ChangeTertiary Education System

The recent op-ed on Stuff by former Minister and VC Steve Maharey places the blame on the sector – I think we need to look slightly further afield and listen to the people making these choices.

School leavers are increasingly questioning the costs of gaining tertiary qualifications. The reason they’re doing so is the reality that gaining a qualification in New Zealand doesn’t generate the financial rewards necessary to justify those costs. You just have to look at the revolting comparison between the salaries offered for minimally skilled work and for jobs requiring qualifications and making far greater demands on the people working in them reported by Stuff earlier this year (the table at the end is an indictment of the Government and employers).

New Zealand is struggling with the ongoing financial and social challenges exacerbated (not caused I emphasise) by the pandemic. The education system is not immune, particularly as the process of establishing Te Pukenga drags on. One of the symptoms of the failing state of the NZ system (and others) is evident in the long term participation trends.

The figure (prepared using OECD data and local government reporting) shows the difference between the two growing systems (China and India) and those that show a shift to stalled pattern (including New Zealand).
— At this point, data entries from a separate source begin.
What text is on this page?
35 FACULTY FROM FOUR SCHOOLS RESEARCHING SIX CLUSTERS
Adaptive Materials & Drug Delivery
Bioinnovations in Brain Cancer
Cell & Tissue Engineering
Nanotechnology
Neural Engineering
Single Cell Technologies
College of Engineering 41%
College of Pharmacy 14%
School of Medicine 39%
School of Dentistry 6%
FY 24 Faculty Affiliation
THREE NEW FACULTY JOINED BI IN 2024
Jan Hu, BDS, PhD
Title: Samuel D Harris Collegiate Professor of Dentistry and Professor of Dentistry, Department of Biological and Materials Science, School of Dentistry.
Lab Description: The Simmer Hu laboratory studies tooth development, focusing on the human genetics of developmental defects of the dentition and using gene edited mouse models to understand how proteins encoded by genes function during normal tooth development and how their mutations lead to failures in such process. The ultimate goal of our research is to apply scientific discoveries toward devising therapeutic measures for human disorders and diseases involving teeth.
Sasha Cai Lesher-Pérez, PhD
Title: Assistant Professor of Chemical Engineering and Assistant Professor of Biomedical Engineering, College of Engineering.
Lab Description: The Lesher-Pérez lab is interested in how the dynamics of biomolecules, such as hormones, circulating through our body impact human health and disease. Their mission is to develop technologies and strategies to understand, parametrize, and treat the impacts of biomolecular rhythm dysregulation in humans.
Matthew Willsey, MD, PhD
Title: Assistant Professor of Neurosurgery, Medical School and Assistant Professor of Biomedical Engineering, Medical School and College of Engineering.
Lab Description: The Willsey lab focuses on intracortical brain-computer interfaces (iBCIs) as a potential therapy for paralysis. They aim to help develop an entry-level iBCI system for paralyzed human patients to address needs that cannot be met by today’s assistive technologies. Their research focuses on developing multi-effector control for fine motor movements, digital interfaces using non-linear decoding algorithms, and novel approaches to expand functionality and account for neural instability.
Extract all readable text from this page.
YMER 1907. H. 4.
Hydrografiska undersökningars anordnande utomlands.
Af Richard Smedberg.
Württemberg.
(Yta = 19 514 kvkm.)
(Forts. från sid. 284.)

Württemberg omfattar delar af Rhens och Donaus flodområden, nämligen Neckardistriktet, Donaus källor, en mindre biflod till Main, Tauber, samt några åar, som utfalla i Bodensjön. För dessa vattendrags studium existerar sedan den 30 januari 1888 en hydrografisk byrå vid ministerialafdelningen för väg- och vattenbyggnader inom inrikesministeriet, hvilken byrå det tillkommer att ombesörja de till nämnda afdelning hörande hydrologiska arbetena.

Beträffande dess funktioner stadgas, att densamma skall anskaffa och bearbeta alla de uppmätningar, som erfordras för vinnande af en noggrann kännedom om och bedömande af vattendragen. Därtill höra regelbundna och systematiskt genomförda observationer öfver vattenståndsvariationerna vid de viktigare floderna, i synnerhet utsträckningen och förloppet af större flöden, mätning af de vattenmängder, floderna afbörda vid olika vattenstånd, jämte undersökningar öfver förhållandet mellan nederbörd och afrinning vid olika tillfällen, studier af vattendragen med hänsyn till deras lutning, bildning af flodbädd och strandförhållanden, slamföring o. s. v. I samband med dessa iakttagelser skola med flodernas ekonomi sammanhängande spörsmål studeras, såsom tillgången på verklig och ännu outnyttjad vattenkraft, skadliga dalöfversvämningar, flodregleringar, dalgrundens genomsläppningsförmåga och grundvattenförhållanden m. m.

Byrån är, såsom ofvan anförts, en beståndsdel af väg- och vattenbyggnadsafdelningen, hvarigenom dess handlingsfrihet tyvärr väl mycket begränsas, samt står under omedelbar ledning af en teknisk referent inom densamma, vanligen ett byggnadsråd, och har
One of the contributors to this decline is demographics but as the next figure shows it’s not the only contributing cause in New Zealand:

New Zealand’s population is still growing steadily as can be seen by the gentle upwards trajectory of the orange line (adult population) and blue line (young population). The problem facing the education system is the widening gap between these lines and the green line which shows the steady decline in domestic student numbers. Students are increasingly choosing to not engage in tertiary education.

I place the blame firmly on employers who are choosing not to invest in New Zealanders and are instead influencing politicians in both major parties to sustain a low-wage economy. It’s all too easy and cheap to place all of the cost of education onto individuals and the taxpayer, and to use immigration to attract skilled foreigners from lower-wage developing economies, rather than business owning the social responsibility of building the entire economy.

Making the situation worse is the structure of the NZ economy which sees many larger enterprises focusing more on Australia, either as they grow into that larger market, or as they get acquired or run as branches from there. Either way, with head office attention not on NZ, it's easy to see why any investment in R&D or development of staff happens disproportionately outside of NZ and why cost-minimisation (profit seeking) dominates their remuneration strategies domestically.

How to fix it?

I think we need to help employers in New Zealand understand the necessity to invest in New Zealanders in the way that countries like Germany do. My suggestion is that a payroll tax be levied on all employers with more than a small number of staff, at a sufficient rate to really get their attention. This would be balanced by a generous rebate for any direct expenditure in staff studying at New Zealand tertiary institutions for formal qualifications – say 120% of the actual fees, allowances and time off paid by the employer for staff gaining further qualifications on the job, and an even more generous 150% for people without any qualification gaining their first one. Neither of these would be available for employers who impose restrictions on staff leaving – golden handcuffs – or that make staff repay the costs of education when leaving.

This would help by directly driving investment into training and skill development helping reduce the cost of education locally and also indirectly by creating an incentive for employers to be more engaged with tertiary providers to ensure that what is taught and how it is taught has the most benefit. Over time it should also see wages grow as the base skill level of our society rises and educated people use their skills to grow their own careers – wise employers will want to keep staff locally rather than see their investment walk out the door and off to better paying roles overseas.

The solution to the challenge of raising the skill levels, wages and quality of life of all New Zealanders is one that requires contributions not just from tertiary organizations and their staff, or the Government. It is not one that gets solved by local employers telling the system what they want without taking on the financial consequences (i.e. Te Pukenga’s WDCs) nor is it resolvable by the sorts of minimal tinkering Maharey’s disorganised list presents. We need industries and employers prepared to seriously commit to New Zealand as more than a community to be exploited, they need to invest meaningfully in our collective educational future.